Household Social Spending And Welfare: Empirical Evidence From Ghana

ABSTRACT

This study sought to examine the effect of household social spending on

welfare in the light of both present and future poverty analyses using the quantitative

approach. Ghana Statistical Service’s Ghana Living Standard Survey (GLSS)

fourth, fifth and sixth waves were used in the study. Final sample sizes of 5,556,

7,759 and 15,568 for the fourth, fifth and sixth rounds respectively were analysed.

The study found in its first objective that very poor households benefited more in

terms of welfare than non-poor households and that the difference in the effect of

social spending widens between the poorest and other households, moving towards

higher levels of welfare. On the other hand, vulnerability to poverty estimates

showed that, for all three rounds of the GLSS, all households suffer poverty in

the future and it is severe for very poor households. Moreover, the study found that

as households have higher inclination towards unilateral social support, the more it

reduced welfare and thus resulted in rising vulnerability to expected poverty for all

households. This was true for all objects of social support.

Two key policy recommendations were made.
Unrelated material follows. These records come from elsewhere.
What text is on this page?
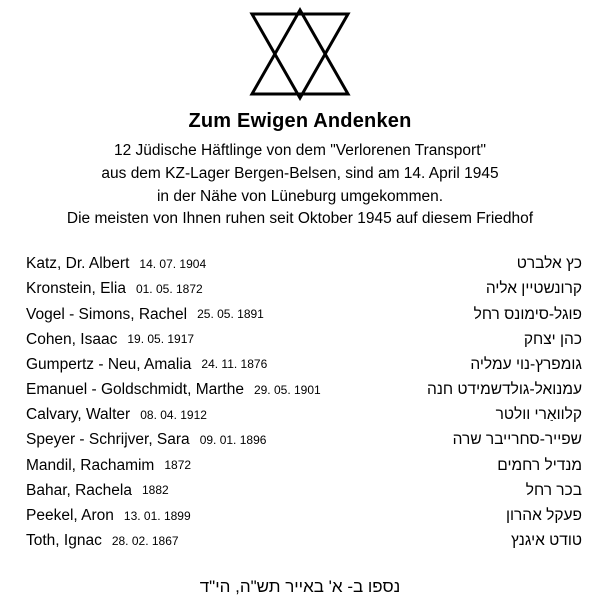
Zum Ewigen Andenken
12 Jüdische Häftlinge von dem "Verlorenen Transport"
aus dem KZ-Lager Bergen-Belsen, sind am 14. April 1945
in der Nähe von Lüneburg umgekommen.
Die meisten von Ihnen ruhen seit Oktober 1945 auf diesem Friedhof
Katz, Dr. Albert 14. 07. 1904	כץ אלברט
Kronstein, Elia 01. 05. 1872	קרונשטיין אליה
Vogel - Simons, Rachel 25. 05. 1891	פוגל-סימונס רחל
Cohen, Isaac 19. 05. 1917	כהן יצחק
Gumpertz - Neu, Amalia 24. 11. 1876	גומפרץ-נוי עמליה
Emanuel - Goldschmidt, Marthe 29. 05. 1901	עמנואל-גולדשמידט חנה
Calvary, Walter 08. 04. 1912	קלוואַרי וולטר
Speyer - Schrijver, Sara 09. 01. 1896	שפייר-סחרייבר שרה
Mandil, Rachamim 1872	מנדיל רחמים
Bahar, Rachela 1882	בכר רחל
Peekel, Aron 13. 01. 1899	פעקל אהרון
Toth, Ignac 28. 02. 1867	טודט איגנץ
נספו ב- א' באייר תש"ה, הי"ד
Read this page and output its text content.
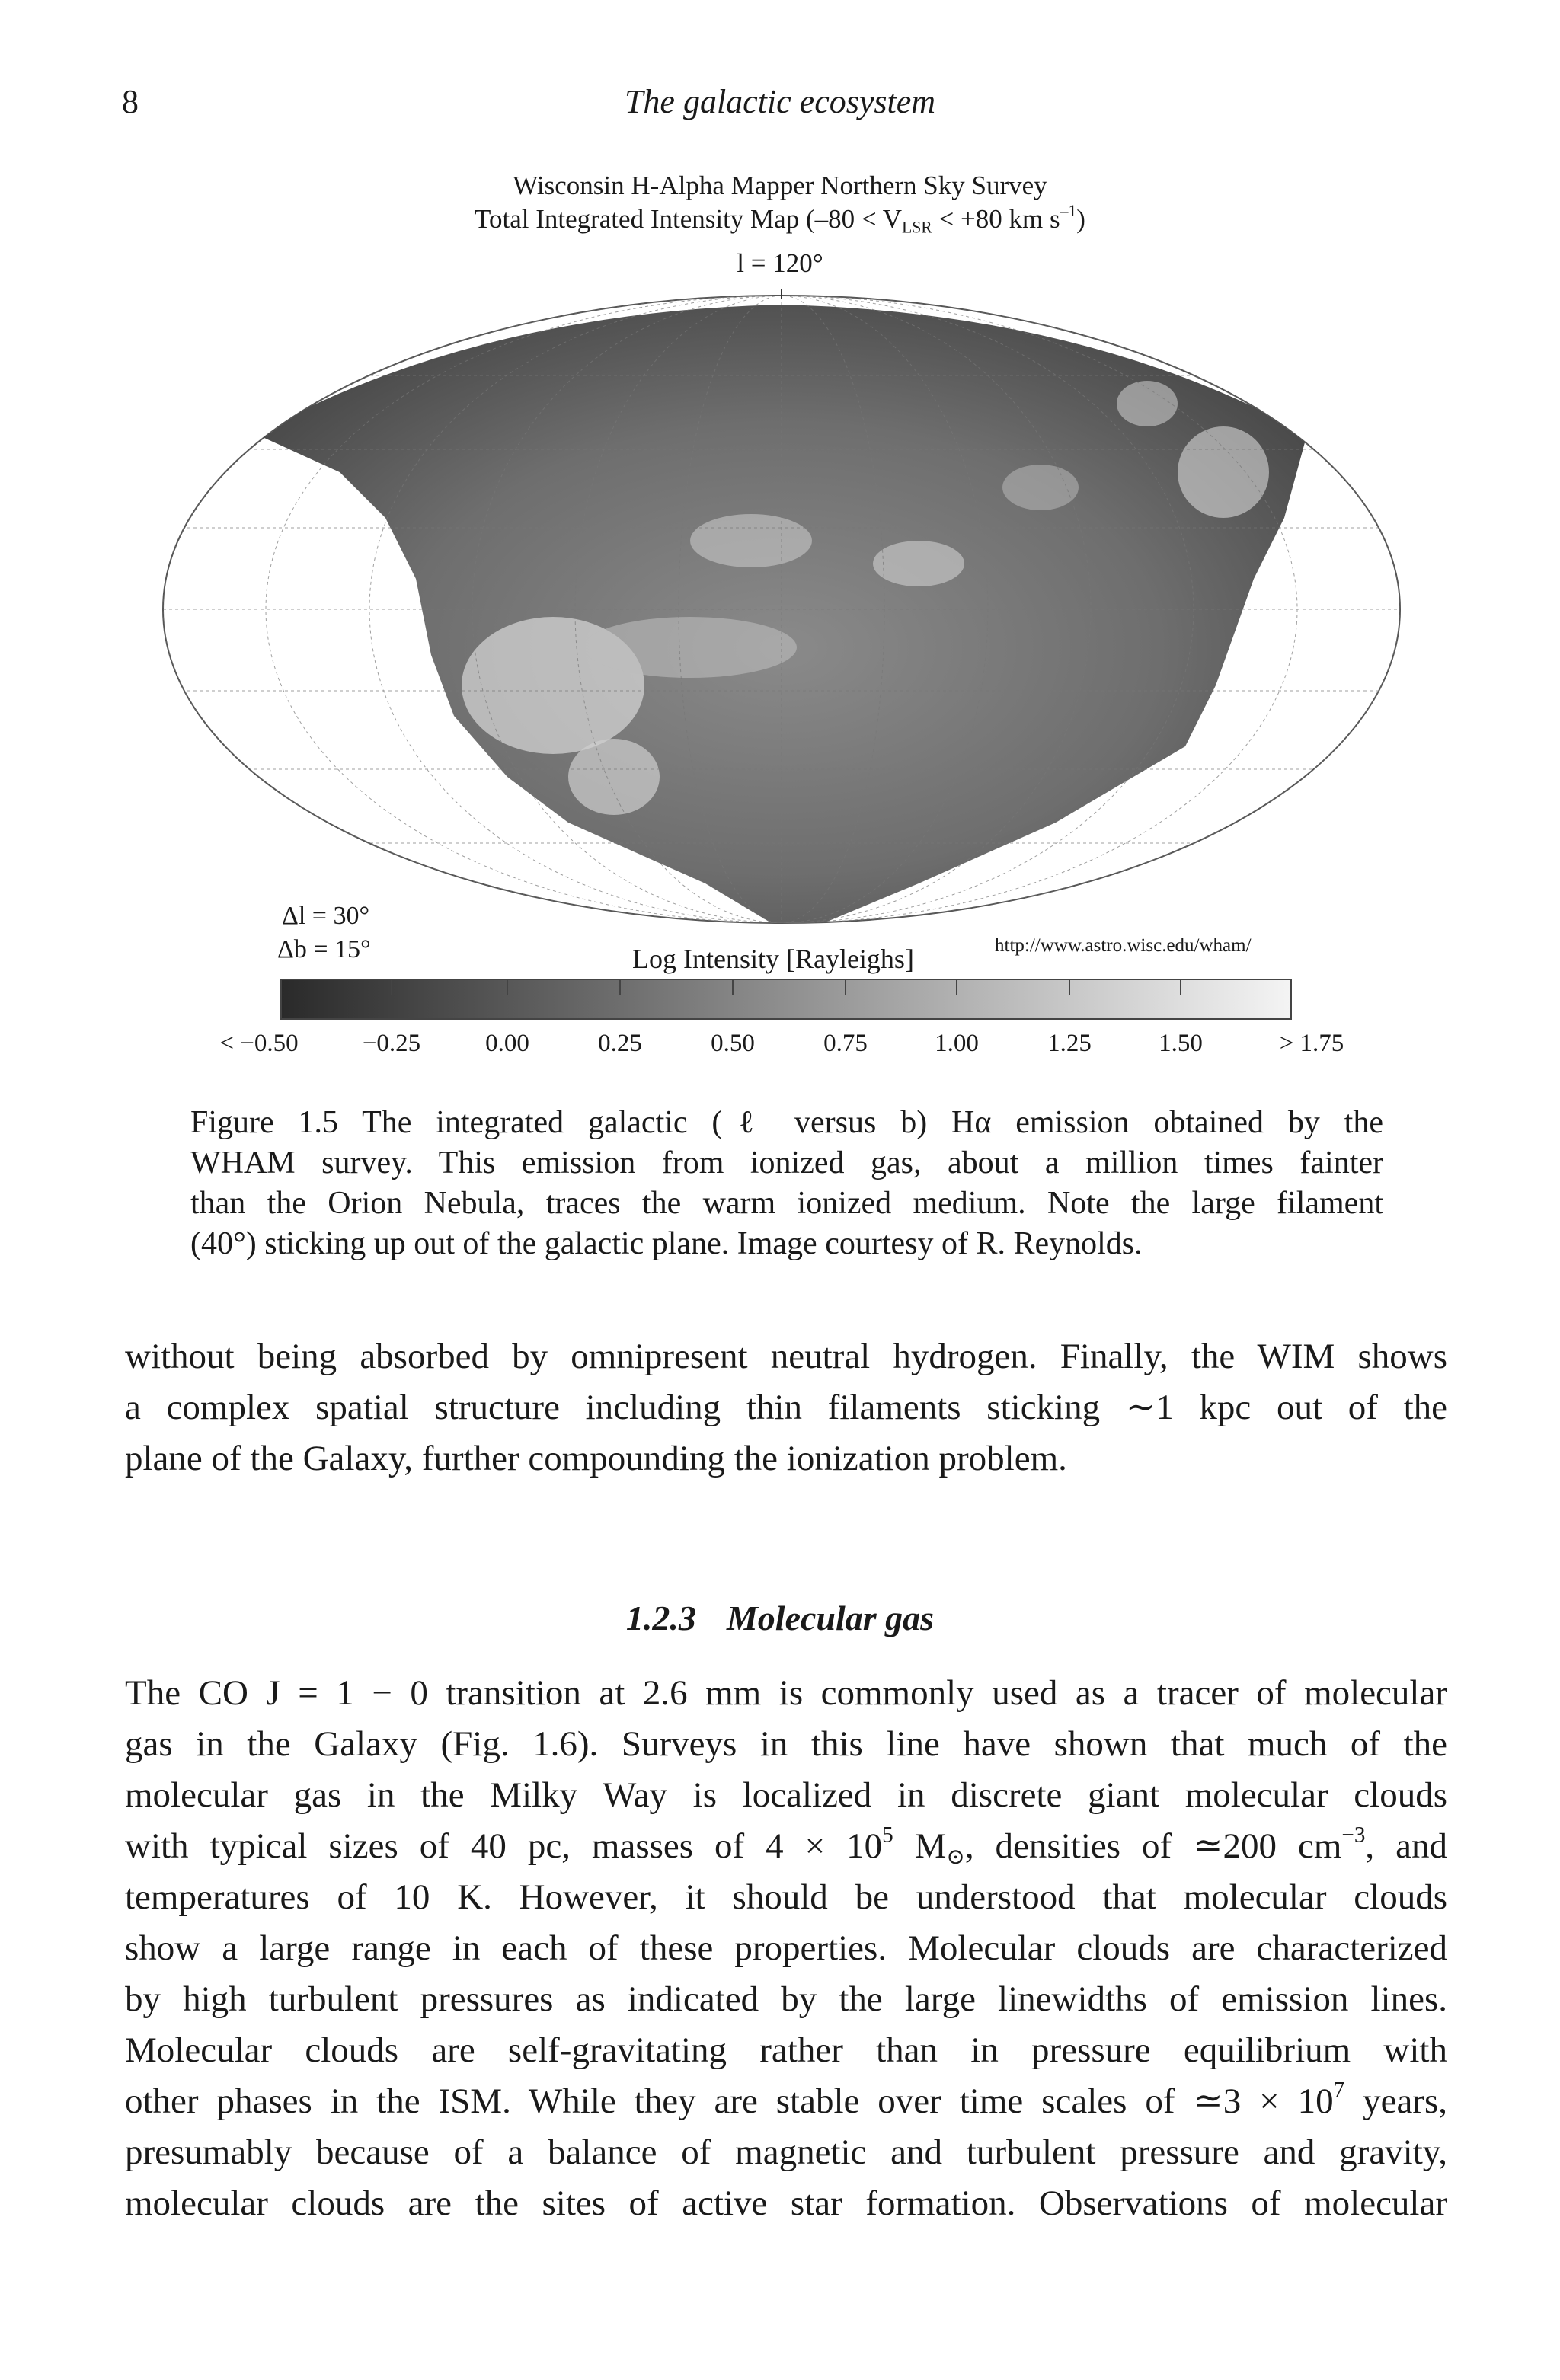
8	The galactic ecosystem
Wisconsin H-Alpha Mapper Northern Sky Survey
Total Integrated Intensity Map ($-80 < V_{LSR} < +80$ km $s^{-1}$)
l = 120°
Δl = 30°
Δb = 15°	Log Intensity [Rayleighs]	http://www.astro.wisc.edu/wham/
< −0.50	−0.25	0.00	0.25	0.50	0.75	1.00	1.25	1.50	> 1.75
Figure 1.5 The integrated galactic (ℓ versus b) Hα emission obtained by the
WHAM survey. This emission from ionized gas, about a million times fainter
than the Orion Nebula, traces the warm ionized medium. Note the large filament
(40°) sticking up out of the galactic plane. Image courtesy of R. Reynolds.
without being absorbed by omnipresent neutral hydrogen. Finally, the WIM shows
a complex spatial structure including thin filaments sticking ∼1 kpc out of the
plane of the Galaxy, further compounding the ionization problem.
1.2.3 Molecular gas
The CO J = 1 − 0 transition at 2.6 mm is commonly used as a tracer of molecular
gas in the Galaxy (Fig. 1.6). Surveys in this line have shown that much of the
molecular gas in the Milky Way is localized in discrete giant molecular clouds
with typical sizes of 40 pc, masses of $4 \times 10^5$ $M_⊙$, densities of ≃200 $cm^{-3}$, and
temperatures of 10 K. However, it should be understood that molecular clouds
show a large range in each of these properties. Molecular clouds are characterized
by high turbulent pressures as indicated by the large linewidths of emission lines.
Molecular clouds are self-gravitating rather than in pressure equilibrium with
other phases in the ISM. While they are stable over time scales of ≃3 × $10^7$ years,
presumably because of a balance of magnetic and turbulent pressure and gravity,
molecular clouds are the sites of active star formation. Observations of molecular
First, informal sensitisation

programmes by public agencies like the National Commission for Civic Education

(NCCE) and NGOs should be organised to campaign against rising social spending

and its effect on future poverty, since formal education was found to have rather

increased social spending. Second, the traditional authorities may formulate

policies to set guidelines for the indicative costs of organising and running social

events aimed at combating the rising social spending as has been done by the

governments of Tajikistan and India.